- Developed a tool that predicts if a certain track's author on Spotify is part of the lofi genre.
- Analyzed over 2500 songs of various genres on Spotify, taken from Spotify's numerous genre-specific playlists.
- Used track audio features provided by Spotify API as predictors; fit using logistic regression models.
- Built a client facing API using Flask
- I originally began this project to predict if a specific track would be part of the lofi genre. However, Spotify tracks do not have genre attached to them. Genres are only attached to albums and artists. I settled with predicting artist genre instead.
- I have considered the following genres to be lofi: chillhop, lo-fi beats, japanese chillhop
- My response variable is whether or not a track's artist was part of the lofi genre. My explanatory variables were the various track audio features.
Python Version: 3.7.9
Packages: Spotipy, pandas, numpy, sklearn, matplotlib, flask, json, pickle
Web Framework Requirements: pip install -r requirements.txt
Configuration: A config.py
file is needed in the project directory, and must contain a client ID CID
and a client secret SECRET
. This is necessary for the Spotify API. You can obtain these keys by following the Spotify API Authorization Guide.

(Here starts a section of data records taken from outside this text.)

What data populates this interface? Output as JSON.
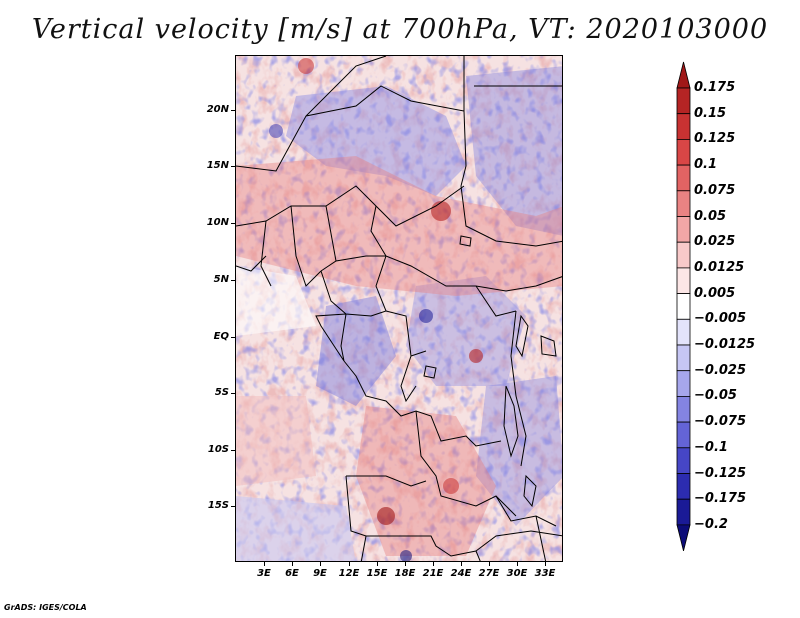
{
  "title": "Vertical velocity [m/s] at 700hPa, VT: 2020103000",
  "credit": "GrADS: IGES/COLA",
  "map": {
    "lat_labels": [
      "20N",
      "15N",
      "10N",
      "5N",
      "EQ",
      "5S",
      "10S",
      "15S"
    ],
    "lon_labels": [
      "3E",
      "6E",
      "9E",
      "12E",
      "15E",
      "18E",
      "21E",
      "24E",
      "27E",
      "30E",
      "33E"
    ]
  },
  "colorbar": {
    "levels": [
      "0.175",
      "0.15",
      "0.125",
      "0.1",
      "0.075",
      "0.05",
      "0.025",
      "0.0125",
      "0.005",
      "−0.005",
      "−0.0125",
      "−0.025",
      "−0.05",
      "−0.075",
      "−0.1",
      "−0.125",
      "−0.175",
      "−0.2"
    ],
    "colors": [
      "#a01818",
      "#b52424",
      "#c83232",
      "#d94646",
      "#e26363",
      "#ea8383",
      "#f2a6a6",
      "#f8c9c9",
      "#fce6e6",
      "#ffffff",
      "#e3e3fb",
      "#c6c6f4",
      "#a6a6ec",
      "#8484e2",
      "#6464d6",
      "#4646c6",
      "#2c2cb0",
      "#1a1a96",
      "#0c0c78"
    ]
  }
}
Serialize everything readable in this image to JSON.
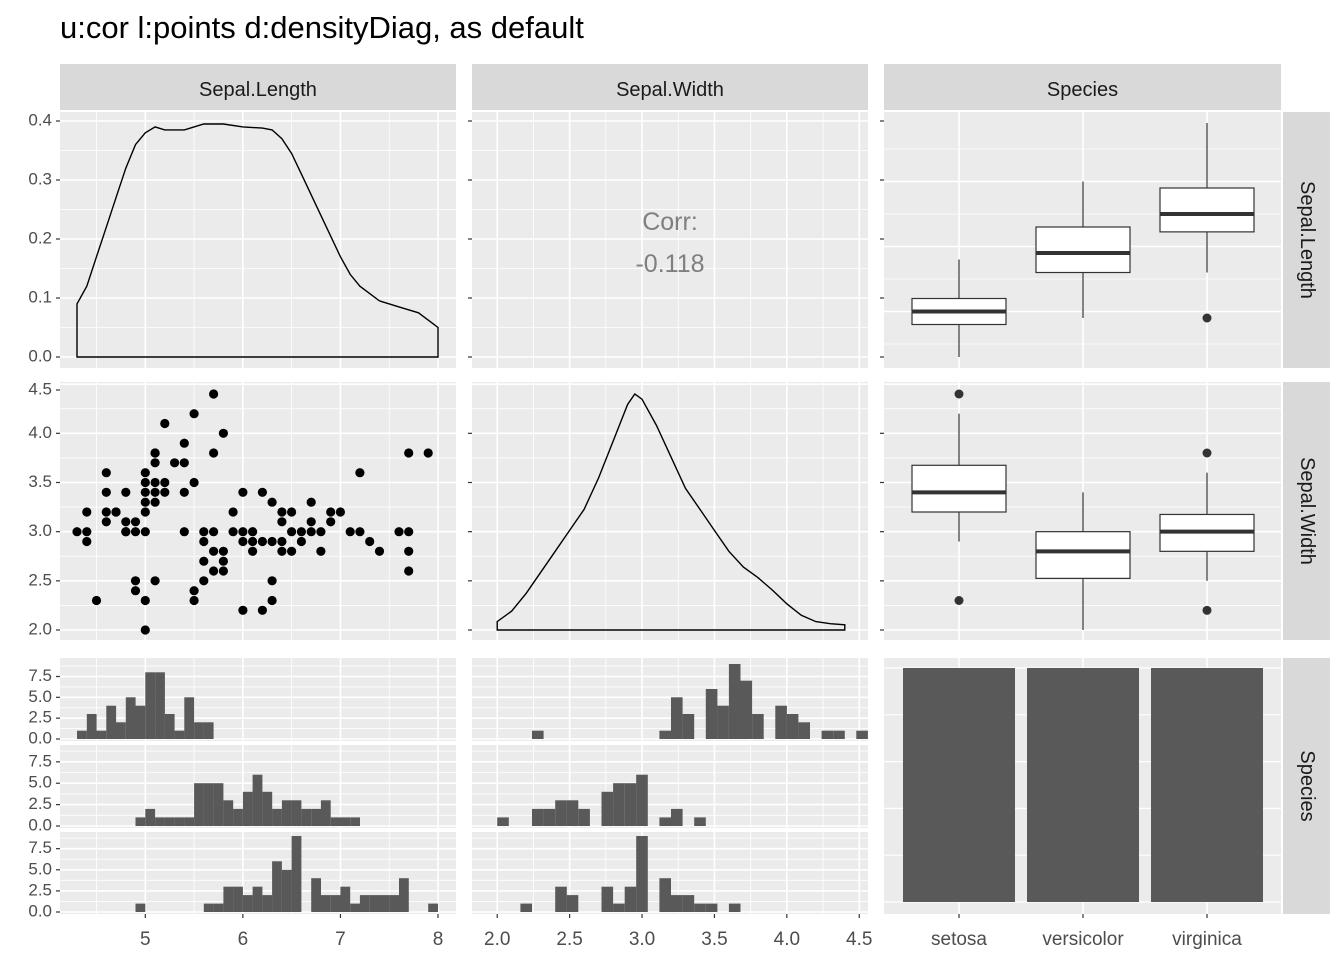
{
  "title": "u:cor l:points d:densityDiag, as default",
  "columns": [
    "Sepal.Length",
    "Sepal.Width",
    "Species"
  ],
  "rows": [
    "Sepal.Length",
    "Sepal.Width",
    "Species"
  ],
  "species": [
    "setosa",
    "versicolor",
    "virginica"
  ],
  "colors": {
    "panel_bg": "#EBEBEB",
    "strip_bg": "#D9D9D9",
    "grid": "#FFFFFF",
    "bar_fill": "#595959",
    "cor_text": "#7F7F7F",
    "axis_text": "#4D4D4D"
  },
  "chart_data": {
    "type": "scatterplot-matrix",
    "upper_cor": {
      "label": "Corr:",
      "value": "-0.118"
    },
    "x_axes": {
      "Sepal.Length": {
        "range": [
          4.3,
          8.0
        ],
        "ticks": [
          "5",
          "6",
          "7",
          "8"
        ],
        "tick_values": [
          5,
          6,
          7,
          8
        ]
      },
      "Sepal.Width": {
        "range": [
          1.95,
          4.45
        ],
        "ticks": [
          "2.0",
          "2.5",
          "3.0",
          "3.5",
          "4.0",
          "4.5"
        ],
        "tick_values": [
          2.0,
          2.5,
          3.0,
          3.5,
          4.0,
          4.5
        ]
      },
      "Species": {
        "ticks": [
          "setosa",
          "versicolor",
          "virginica"
        ]
      }
    },
    "y_axes": {
      "Sepal.Length": {
        "range": [
          0,
          0.4
        ],
        "ticks": [
          "0.0",
          "0.1",
          "0.2",
          "0.3",
          "0.4"
        ],
        "tick_values": [
          0,
          0.1,
          0.2,
          0.3,
          0.4
        ]
      },
      "Sepal.Width": {
        "range": [
          2.0,
          4.4
        ],
        "ticks": [
          "2.0",
          "2.5",
          "3.0",
          "3.5",
          "4.0",
          "4.5"
        ],
        "tick_values": [
          2.0,
          2.5,
          3.0,
          3.5,
          4.0,
          4.5
        ]
      },
      "Species": {
        "range": [
          0,
          9
        ],
        "ticks": [
          "0.0",
          "2.5",
          "5.0",
          "7.5"
        ],
        "tick_values": [
          0,
          2.5,
          5,
          7.5
        ]
      }
    },
    "density_sepal_length": {
      "x": [
        4.3,
        4.4,
        4.5,
        4.6,
        4.7,
        4.8,
        4.9,
        5.0,
        5.1,
        5.2,
        5.4,
        5.6,
        5.8,
        6.0,
        6.2,
        6.3,
        6.4,
        6.5,
        6.6,
        6.8,
        7.0,
        7.1,
        7.2,
        7.4,
        7.6,
        7.8,
        8.0
      ],
      "y": [
        0.09,
        0.12,
        0.17,
        0.22,
        0.27,
        0.32,
        0.36,
        0.38,
        0.39,
        0.385,
        0.385,
        0.395,
        0.395,
        0.39,
        0.388,
        0.385,
        0.37,
        0.345,
        0.31,
        0.24,
        0.17,
        0.14,
        0.12,
        0.095,
        0.085,
        0.075,
        0.05
      ]
    },
    "density_sepal_width": {
      "x": [
        2.0,
        2.1,
        2.2,
        2.3,
        2.4,
        2.5,
        2.6,
        2.7,
        2.8,
        2.9,
        2.95,
        3.0,
        3.1,
        3.2,
        3.3,
        3.4,
        3.5,
        3.6,
        3.7,
        3.8,
        3.9,
        4.0,
        4.1,
        4.2,
        4.3,
        4.4
      ],
      "y": [
        0.08,
        0.18,
        0.35,
        0.55,
        0.75,
        0.95,
        1.15,
        1.45,
        1.8,
        2.15,
        2.25,
        2.2,
        1.95,
        1.65,
        1.35,
        1.15,
        0.95,
        0.75,
        0.6,
        0.5,
        0.38,
        0.25,
        0.14,
        0.08,
        0.06,
        0.05
      ]
    },
    "scatter": {
      "sepal_length": [
        4.3,
        4.4,
        4.4,
        4.4,
        4.5,
        4.6,
        4.6,
        4.6,
        4.6,
        4.7,
        4.7,
        4.8,
        4.8,
        4.8,
        4.8,
        4.9,
        4.9,
        4.9,
        4.9,
        5.0,
        5.0,
        5.0,
        5.0,
        5.0,
        5.0,
        5.0,
        5.0,
        5.1,
        5.1,
        5.1,
        5.1,
        5.1,
        5.1,
        5.1,
        5.2,
        5.2,
        5.2,
        5.3,
        5.4,
        5.4,
        5.4,
        5.4,
        5.5,
        5.5,
        5.5,
        5.5,
        5.6,
        5.6,
        5.6,
        5.6,
        5.7,
        5.7,
        5.7,
        5.7,
        5.7,
        5.8,
        5.8,
        5.8,
        5.8,
        5.9,
        5.9,
        6.0,
        6.0,
        6.0,
        6.0,
        6.1,
        6.1,
        6.1,
        6.2,
        6.2,
        6.2,
        6.3,
        6.3,
        6.3,
        6.3,
        6.4,
        6.4,
        6.4,
        6.4,
        6.5,
        6.5,
        6.5,
        6.6,
        6.6,
        6.7,
        6.7,
        6.7,
        6.8,
        6.8,
        6.9,
        6.9,
        7.0,
        7.1,
        7.2,
        7.2,
        7.3,
        7.4,
        7.6,
        7.7,
        7.7,
        7.7,
        7.7,
        7.9
      ],
      "sepal_width": [
        3.0,
        2.9,
        3.0,
        3.2,
        2.3,
        3.1,
        3.2,
        3.4,
        3.6,
        3.2,
        3.2,
        3.0,
        3.1,
        3.4,
        3.0,
        3.0,
        3.1,
        2.5,
        2.4,
        3.6,
        3.4,
        3.0,
        3.3,
        3.5,
        2.0,
        2.3,
        3.2,
        3.5,
        3.8,
        3.3,
        3.7,
        3.4,
        2.5,
        3.8,
        3.5,
        3.4,
        4.1,
        3.7,
        3.9,
        3.7,
        3.4,
        3.0,
        4.2,
        3.5,
        2.3,
        2.4,
        2.9,
        3.0,
        2.7,
        2.5,
        4.4,
        3.8,
        2.8,
        2.6,
        3.0,
        4.0,
        2.7,
        2.8,
        2.6,
        3.0,
        3.2,
        2.2,
        2.9,
        3.4,
        3.0,
        2.8,
        2.9,
        3.0,
        2.2,
        2.9,
        3.4,
        3.3,
        2.5,
        2.3,
        2.9,
        3.2,
        2.9,
        2.8,
        3.1,
        2.8,
        3.0,
        3.2,
        2.9,
        3.0,
        3.1,
        3.0,
        3.3,
        2.8,
        3.0,
        3.1,
        3.2,
        3.2,
        3.0,
        3.6,
        3.0,
        2.9,
        2.8,
        3.0,
        3.8,
        2.6,
        2.8,
        3.0,
        3.8
      ]
    },
    "boxplots_sepal_length": [
      {
        "species": "setosa",
        "min": 4.3,
        "q1": 4.8,
        "median": 5.0,
        "q3": 5.2,
        "max": 5.8,
        "outliers": []
      },
      {
        "species": "versicolor",
        "min": 4.9,
        "q1": 5.6,
        "median": 5.9,
        "q3": 6.3,
        "max": 7.0,
        "outliers": []
      },
      {
        "species": "virginica",
        "min": 5.6,
        "q1": 6.225,
        "median": 6.5,
        "q3": 6.9,
        "max": 7.9,
        "outliers": [
          4.9
        ]
      }
    ],
    "boxplots_sepal_width": [
      {
        "species": "setosa",
        "min": 2.9,
        "q1": 3.2,
        "median": 3.4,
        "q3": 3.675,
        "max": 4.2,
        "outliers": [
          4.4,
          2.3
        ]
      },
      {
        "species": "versicolor",
        "min": 2.0,
        "q1": 2.525,
        "median": 2.8,
        "q3": 3.0,
        "max": 3.4,
        "outliers": []
      },
      {
        "species": "virginica",
        "min": 2.5,
        "q1": 2.8,
        "median": 3.0,
        "q3": 3.175,
        "max": 3.6,
        "outliers": [
          3.8,
          2.2
        ]
      }
    ],
    "hist_sepal_length": {
      "bin_start": 4.3,
      "bin_width": 0.1,
      "setosa": [
        1,
        3,
        1,
        4,
        2,
        5,
        4,
        8,
        8,
        3,
        1,
        5,
        2,
        2,
        0,
        0,
        0,
        0,
        0,
        0,
        0,
        0,
        0,
        0,
        0,
        0,
        0,
        0,
        0,
        0,
        0,
        0,
        0,
        0,
        0,
        0,
        0
      ],
      "versicolor": [
        0,
        0,
        0,
        0,
        0,
        0,
        1,
        2,
        1,
        1,
        1,
        1,
        5,
        5,
        5,
        3,
        2,
        4,
        6,
        4,
        2,
        3,
        3,
        2,
        2,
        3,
        1,
        1,
        1,
        0,
        0,
        0,
        0,
        0,
        0,
        0,
        0
      ],
      "virginica": [
        0,
        0,
        0,
        0,
        0,
        0,
        1,
        0,
        0,
        0,
        0,
        0,
        0,
        1,
        1,
        3,
        3,
        2,
        3,
        2,
        6,
        5,
        9,
        0,
        4,
        2,
        2,
        3,
        1,
        2,
        2,
        2,
        2,
        4,
        0,
        0,
        1
      ]
    },
    "hist_sepal_width": {
      "bin_start": 2.0,
      "bin_width": 0.08,
      "setosa": [
        0,
        0,
        0,
        1,
        0,
        0,
        0,
        0,
        0,
        0,
        0,
        0,
        0,
        0,
        1,
        5,
        3,
        0,
        6,
        4,
        9,
        7,
        3,
        0,
        4,
        3,
        2,
        0,
        1,
        1,
        0,
        1
      ],
      "versicolor": [
        1,
        0,
        0,
        2,
        2,
        3,
        3,
        2,
        0,
        4,
        5,
        5,
        6,
        0,
        1,
        2,
        0,
        1,
        0,
        0,
        0,
        0,
        0,
        0,
        0,
        0,
        0,
        0,
        0,
        0,
        0,
        0
      ],
      "virginica": [
        0,
        0,
        1,
        0,
        0,
        3,
        2,
        0,
        0,
        3,
        1,
        3,
        9,
        0,
        4,
        2,
        2,
        1,
        1,
        0,
        1,
        0,
        0,
        0,
        0,
        0,
        0,
        0,
        0,
        0,
        0,
        0
      ]
    },
    "species_counts": [
      50,
      50,
      50
    ]
  }
}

Inspiration and Data Preparation Article: https://opendatascience.com/a-machine-learning-deep-dive-into-my-spotify-data/
Flask Productionization: https://towardsdatascience.com/productionize-a-machine-learning-model-with-flask-and-heroku-8201260503d2
With each track, we used the following features to fit our model:
- Danceability
- Energy
- Instrumentalness
- Liveness
- Loudness
- Mode
- Speechiness
- Tempo
- Acousticness
- Valence
After getting the initial data from the Spotify API, I needed to clean a few parts and add some fields so that our data would be presentable and usable for our model. Here are some of the changes I made:
- Added a field for track name (taken via Spotify API)
- Added a field for artist name (taken via Spotify API)
- Added a field for artist genre (taken via Spotify API)
- Parsed lists containing genres from artist genres
- Added a field for if a track's artist is affiliated with the lofi genre
During the EDA, I took a look at the distributions of the predictors and the value counts for the different genres present in my model playlist. Here are some highlights!
I split the dataset into training and testing sets with a test size of 20%. I decided to just use a logistic regression model since I had many predictors (audio features) and one qualitative response variable (Is the artist part of the lofi genre?).
After running the model on the test set, I found that my model had an accuracy of 83.67%.
Using the tutorial listed above, I created a flask API endpoint that takes in a request with a list of values corresponding to the relevant track audio features and returns a prediction of whether or not the song's artist is part of the lofi genre. The endpoint was hosted on a local webserver.
I would love to continue this project further by refining the model to give a prediction for what genre the song's artist is a part of, rather than if the artist is part of just the lofi genre. I'd also like to test out different models and see if there are any approaches that are more accurate.